В файв, как говорится, о’клок он вошел в калитку родственников, которую не закрыв, вошел в дом. В файв-оу-файв к ней подъехали два или три жалких «Москвича» и три или два «жигуля» с его старыми приятелями и бывшими супругами и «газик», набитый потертыми личностями. Едва они ворвались во двор, из дома раздался страшный крик Вадима, обрывки невразумительных проклятий, клочья обвинений, лишенных логики и просто связи, звон бьющегося стекла, треск ломающегося дерева, тяжкий удар – и он сам появился на крыльце с безумным взглядом и половинкой мраморной доски от туалетного столика в руках, которой замахивался на неизвестно что. «Вон из моего дома! – орал он, хотя дом в данную минуту был чужой. – Тварь! Чтобы ноги́ твоей! Чтобы твой сообщник! Грабитель крепостного русского народа! Мы не быдло́, быдло́ не мы! Где власть, где закон Линча?!» В эту минуту подкатила милицейская «буханка», было ровно файв-оу-тен. Первым внутрь впихнули Вадима, из дома вывели ренессансного человека, сестру-жену, подсадили. К ним влезли два мента, третий в кабину, четвертый за руль – и вперед. Оставшиеся двое выдавили присутствующих на улицу, опечатали калитку и пошагали прочь.

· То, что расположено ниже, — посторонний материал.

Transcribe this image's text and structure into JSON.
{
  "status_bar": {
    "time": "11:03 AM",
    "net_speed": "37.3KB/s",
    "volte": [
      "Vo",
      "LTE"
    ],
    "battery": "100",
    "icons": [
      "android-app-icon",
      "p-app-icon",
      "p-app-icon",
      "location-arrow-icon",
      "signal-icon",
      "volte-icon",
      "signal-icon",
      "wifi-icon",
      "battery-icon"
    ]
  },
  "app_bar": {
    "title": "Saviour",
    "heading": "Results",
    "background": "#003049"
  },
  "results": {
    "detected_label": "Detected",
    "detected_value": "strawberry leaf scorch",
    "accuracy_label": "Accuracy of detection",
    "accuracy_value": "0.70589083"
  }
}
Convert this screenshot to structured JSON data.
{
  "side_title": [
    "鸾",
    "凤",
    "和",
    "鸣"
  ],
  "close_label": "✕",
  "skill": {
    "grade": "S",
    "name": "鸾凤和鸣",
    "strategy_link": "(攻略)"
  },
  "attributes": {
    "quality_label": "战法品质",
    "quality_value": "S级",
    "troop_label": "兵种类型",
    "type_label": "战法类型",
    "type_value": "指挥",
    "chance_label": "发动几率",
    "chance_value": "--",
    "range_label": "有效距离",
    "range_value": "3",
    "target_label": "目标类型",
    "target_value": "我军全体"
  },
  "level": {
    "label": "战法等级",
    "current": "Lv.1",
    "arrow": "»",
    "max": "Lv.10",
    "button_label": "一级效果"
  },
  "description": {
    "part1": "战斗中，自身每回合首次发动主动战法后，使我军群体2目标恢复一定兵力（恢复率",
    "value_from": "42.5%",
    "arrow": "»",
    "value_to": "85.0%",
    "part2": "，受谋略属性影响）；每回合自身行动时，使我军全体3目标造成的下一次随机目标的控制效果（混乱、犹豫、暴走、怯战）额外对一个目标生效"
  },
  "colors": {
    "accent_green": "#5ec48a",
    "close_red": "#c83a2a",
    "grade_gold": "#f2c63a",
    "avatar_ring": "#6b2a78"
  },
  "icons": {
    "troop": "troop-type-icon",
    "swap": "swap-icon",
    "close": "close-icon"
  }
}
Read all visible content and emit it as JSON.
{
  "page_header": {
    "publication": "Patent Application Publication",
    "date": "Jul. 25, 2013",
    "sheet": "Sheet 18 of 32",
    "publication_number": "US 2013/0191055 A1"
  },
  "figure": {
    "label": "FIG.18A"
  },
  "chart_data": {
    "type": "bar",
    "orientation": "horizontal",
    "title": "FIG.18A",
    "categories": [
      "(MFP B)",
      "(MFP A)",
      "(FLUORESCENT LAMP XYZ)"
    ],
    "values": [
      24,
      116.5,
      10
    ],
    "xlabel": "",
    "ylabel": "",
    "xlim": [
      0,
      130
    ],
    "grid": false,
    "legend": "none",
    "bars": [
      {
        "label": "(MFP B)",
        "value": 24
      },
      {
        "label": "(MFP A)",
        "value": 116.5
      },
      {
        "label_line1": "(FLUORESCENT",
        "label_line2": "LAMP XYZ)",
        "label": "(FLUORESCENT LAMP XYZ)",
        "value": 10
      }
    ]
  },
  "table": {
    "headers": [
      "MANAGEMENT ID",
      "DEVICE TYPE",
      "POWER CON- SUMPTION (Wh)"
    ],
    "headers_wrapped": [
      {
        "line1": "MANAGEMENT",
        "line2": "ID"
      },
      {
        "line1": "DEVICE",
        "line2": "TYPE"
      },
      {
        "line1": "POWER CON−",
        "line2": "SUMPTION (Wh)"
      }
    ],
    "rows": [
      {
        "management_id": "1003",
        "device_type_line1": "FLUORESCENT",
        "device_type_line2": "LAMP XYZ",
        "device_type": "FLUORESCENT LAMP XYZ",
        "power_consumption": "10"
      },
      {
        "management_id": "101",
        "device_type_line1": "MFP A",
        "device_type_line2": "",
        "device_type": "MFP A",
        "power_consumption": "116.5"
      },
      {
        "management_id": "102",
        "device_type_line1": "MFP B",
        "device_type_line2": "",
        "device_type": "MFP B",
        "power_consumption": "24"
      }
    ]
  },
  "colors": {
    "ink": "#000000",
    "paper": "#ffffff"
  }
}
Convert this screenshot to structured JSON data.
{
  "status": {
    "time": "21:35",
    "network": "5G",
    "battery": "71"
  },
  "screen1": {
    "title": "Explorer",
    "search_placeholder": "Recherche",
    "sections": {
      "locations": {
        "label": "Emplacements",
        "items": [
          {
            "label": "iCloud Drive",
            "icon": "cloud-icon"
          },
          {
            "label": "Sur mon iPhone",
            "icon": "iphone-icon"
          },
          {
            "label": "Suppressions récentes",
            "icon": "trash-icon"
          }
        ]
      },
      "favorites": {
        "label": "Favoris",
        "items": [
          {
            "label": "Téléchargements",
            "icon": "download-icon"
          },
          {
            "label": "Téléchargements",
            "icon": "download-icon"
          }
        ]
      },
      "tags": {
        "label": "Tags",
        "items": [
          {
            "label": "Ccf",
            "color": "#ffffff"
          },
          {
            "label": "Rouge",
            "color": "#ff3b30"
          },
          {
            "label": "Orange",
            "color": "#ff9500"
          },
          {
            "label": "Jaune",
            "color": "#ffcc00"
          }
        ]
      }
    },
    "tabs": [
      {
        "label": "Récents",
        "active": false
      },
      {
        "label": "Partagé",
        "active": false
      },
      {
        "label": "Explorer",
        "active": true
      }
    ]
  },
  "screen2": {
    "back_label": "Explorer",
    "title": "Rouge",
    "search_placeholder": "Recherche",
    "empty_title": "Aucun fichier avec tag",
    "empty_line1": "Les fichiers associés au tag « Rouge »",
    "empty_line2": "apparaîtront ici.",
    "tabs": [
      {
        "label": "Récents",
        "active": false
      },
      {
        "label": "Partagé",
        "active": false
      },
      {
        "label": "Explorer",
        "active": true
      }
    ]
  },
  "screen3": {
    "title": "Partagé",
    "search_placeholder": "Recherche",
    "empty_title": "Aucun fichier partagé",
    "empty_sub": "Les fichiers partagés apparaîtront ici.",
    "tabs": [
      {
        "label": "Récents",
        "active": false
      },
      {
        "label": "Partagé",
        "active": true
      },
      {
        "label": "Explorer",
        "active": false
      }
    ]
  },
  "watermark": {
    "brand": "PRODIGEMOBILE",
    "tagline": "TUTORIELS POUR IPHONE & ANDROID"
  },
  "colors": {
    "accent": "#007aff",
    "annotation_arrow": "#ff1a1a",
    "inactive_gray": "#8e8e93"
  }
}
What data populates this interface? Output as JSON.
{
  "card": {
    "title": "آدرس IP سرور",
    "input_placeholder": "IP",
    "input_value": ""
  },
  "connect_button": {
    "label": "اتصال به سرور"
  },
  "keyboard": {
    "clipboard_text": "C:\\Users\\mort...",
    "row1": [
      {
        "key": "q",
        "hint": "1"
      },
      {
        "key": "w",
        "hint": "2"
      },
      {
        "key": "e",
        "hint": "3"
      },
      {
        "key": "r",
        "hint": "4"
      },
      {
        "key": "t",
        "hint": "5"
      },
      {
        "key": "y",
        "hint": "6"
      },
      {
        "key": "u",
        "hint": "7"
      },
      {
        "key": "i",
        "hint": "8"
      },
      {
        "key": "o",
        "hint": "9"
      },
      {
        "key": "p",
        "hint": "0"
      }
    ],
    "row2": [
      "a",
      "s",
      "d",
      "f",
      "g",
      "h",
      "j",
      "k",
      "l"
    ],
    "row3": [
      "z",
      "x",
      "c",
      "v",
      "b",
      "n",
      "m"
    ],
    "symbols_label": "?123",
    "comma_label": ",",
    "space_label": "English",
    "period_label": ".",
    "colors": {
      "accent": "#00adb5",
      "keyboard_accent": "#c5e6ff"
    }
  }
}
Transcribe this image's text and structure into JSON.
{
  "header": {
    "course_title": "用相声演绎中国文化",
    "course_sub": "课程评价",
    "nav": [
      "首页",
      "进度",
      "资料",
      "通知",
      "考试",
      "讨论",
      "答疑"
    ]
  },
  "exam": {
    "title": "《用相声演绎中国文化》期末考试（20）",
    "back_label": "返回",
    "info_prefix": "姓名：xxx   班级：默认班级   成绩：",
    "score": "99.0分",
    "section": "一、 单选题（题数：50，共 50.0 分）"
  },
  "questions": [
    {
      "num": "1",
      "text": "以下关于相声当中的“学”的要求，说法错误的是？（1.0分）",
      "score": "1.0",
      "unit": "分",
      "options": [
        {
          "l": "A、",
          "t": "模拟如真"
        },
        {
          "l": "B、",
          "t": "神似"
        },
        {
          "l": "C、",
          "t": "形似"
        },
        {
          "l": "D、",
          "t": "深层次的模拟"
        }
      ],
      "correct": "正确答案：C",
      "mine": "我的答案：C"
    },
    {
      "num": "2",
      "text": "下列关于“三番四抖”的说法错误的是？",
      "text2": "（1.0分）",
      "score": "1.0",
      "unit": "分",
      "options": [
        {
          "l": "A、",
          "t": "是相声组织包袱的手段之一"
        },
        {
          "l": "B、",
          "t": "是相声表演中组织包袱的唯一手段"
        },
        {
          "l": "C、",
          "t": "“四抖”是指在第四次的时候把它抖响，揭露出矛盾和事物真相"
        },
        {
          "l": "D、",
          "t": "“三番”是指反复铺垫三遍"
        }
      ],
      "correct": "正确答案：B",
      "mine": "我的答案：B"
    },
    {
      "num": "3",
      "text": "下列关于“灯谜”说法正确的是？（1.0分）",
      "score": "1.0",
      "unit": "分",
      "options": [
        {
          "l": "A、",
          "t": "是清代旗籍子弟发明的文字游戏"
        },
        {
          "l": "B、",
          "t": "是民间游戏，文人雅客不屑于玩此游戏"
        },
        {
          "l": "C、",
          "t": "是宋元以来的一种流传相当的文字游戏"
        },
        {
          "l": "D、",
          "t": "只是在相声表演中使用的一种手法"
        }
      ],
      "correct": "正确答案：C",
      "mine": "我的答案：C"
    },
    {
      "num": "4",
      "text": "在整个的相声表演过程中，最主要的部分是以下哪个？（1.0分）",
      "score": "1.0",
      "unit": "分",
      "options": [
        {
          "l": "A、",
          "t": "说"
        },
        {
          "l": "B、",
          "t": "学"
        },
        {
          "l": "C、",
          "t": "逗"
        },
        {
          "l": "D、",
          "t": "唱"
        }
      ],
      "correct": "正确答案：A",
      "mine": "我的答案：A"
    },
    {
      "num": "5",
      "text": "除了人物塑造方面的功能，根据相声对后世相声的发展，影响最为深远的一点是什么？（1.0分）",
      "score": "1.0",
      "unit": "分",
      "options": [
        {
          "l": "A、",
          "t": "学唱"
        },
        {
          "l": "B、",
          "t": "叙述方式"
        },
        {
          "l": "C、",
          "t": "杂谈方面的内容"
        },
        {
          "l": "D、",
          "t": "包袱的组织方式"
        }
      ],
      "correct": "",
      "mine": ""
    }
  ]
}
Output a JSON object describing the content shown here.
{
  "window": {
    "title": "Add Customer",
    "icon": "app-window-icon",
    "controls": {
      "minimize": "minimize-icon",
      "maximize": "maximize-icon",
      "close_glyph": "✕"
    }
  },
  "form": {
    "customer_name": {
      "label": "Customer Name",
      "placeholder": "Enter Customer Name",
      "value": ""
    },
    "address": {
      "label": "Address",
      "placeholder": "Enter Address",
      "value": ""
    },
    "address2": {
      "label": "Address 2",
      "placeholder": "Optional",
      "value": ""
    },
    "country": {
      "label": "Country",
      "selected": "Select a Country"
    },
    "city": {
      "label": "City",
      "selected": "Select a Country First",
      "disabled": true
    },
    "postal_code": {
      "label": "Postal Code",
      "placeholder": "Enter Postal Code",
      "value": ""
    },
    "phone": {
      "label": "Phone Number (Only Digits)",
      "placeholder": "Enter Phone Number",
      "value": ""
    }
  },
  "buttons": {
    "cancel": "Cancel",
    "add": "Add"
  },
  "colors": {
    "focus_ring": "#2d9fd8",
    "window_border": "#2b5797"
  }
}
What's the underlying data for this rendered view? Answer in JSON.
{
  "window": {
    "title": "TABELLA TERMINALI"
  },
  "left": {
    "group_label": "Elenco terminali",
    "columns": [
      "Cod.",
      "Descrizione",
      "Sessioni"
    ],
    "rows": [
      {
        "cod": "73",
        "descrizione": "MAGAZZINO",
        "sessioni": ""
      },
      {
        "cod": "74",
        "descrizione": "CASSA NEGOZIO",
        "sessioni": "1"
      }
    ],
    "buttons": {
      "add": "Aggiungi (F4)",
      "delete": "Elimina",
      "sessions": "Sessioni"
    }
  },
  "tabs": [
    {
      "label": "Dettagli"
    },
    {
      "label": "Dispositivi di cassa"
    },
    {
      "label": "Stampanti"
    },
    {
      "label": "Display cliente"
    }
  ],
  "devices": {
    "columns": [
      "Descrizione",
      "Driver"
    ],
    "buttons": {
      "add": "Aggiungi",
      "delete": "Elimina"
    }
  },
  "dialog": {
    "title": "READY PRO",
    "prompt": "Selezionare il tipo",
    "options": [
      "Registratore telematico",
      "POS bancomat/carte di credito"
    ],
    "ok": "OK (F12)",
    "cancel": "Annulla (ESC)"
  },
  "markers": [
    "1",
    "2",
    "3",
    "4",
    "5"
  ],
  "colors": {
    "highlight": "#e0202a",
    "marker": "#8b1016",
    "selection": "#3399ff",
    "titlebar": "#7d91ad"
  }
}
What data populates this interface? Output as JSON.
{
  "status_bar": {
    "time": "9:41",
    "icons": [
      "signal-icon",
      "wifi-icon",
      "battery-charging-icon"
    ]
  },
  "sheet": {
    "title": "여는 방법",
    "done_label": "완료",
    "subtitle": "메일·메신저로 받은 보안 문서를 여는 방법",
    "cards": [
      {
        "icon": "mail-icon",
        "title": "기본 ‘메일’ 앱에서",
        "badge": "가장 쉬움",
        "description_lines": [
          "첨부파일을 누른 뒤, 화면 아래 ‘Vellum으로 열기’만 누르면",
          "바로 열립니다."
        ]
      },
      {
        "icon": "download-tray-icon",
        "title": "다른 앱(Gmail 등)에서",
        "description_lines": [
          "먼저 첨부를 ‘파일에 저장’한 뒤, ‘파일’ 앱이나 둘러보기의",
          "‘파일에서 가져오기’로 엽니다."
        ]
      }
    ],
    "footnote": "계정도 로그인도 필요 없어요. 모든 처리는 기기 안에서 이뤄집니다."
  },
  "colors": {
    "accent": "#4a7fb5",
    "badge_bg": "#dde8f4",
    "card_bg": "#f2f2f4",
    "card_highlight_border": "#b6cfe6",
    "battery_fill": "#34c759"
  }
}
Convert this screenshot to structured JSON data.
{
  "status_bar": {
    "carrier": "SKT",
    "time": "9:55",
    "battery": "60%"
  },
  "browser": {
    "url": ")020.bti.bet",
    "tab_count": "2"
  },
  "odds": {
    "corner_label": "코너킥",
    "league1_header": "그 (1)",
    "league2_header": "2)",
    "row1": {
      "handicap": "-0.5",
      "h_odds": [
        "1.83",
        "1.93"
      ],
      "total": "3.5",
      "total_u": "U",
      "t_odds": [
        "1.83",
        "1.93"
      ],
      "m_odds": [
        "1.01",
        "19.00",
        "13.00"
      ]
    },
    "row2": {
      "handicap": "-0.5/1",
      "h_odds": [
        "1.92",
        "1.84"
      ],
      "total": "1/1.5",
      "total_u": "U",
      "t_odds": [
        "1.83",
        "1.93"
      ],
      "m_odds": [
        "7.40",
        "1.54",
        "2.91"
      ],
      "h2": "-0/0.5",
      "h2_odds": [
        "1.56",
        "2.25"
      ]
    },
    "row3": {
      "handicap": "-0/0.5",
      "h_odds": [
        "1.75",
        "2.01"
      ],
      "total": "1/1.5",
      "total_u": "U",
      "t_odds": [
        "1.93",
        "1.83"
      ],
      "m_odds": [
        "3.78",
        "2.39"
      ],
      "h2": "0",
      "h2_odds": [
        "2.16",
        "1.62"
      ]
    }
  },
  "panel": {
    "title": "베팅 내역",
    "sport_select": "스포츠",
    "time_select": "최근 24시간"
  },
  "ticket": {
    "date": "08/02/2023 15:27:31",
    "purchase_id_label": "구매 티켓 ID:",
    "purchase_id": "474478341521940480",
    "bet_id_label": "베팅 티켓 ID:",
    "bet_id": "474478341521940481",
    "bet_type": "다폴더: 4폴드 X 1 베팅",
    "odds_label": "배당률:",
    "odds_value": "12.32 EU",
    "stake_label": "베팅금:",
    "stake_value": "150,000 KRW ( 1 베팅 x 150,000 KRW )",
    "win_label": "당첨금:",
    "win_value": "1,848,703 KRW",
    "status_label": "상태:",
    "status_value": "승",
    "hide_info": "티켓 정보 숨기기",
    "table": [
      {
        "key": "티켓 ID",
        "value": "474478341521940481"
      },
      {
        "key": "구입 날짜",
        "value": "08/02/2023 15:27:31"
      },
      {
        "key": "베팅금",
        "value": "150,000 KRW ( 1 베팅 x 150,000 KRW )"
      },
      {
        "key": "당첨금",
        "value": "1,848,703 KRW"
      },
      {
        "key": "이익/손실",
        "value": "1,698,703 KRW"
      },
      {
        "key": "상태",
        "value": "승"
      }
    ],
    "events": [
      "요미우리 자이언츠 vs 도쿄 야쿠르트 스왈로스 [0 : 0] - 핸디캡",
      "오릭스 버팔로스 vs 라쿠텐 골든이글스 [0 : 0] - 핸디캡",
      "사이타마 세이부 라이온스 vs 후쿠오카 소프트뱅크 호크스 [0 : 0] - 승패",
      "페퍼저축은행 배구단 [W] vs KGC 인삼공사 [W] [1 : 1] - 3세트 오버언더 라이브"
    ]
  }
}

Ренессансному назавтра было лететь в Найроби. Глухо донеслось, что по возвращении он какие-то кнопки нажимал, рычаги двигал, с кем-то встречался. На Новый год дело закрыли – и все заглохло. Никакой радости Вадим не испытывал, о случившемся упоминал, если приходилось, с сожалением. Считал, что «дружина» была только орудием в руках брата, загипнотизированным медиумом. Единственное порицание, которое он себе позволял, было «нашла себе братца, нечего сказать!».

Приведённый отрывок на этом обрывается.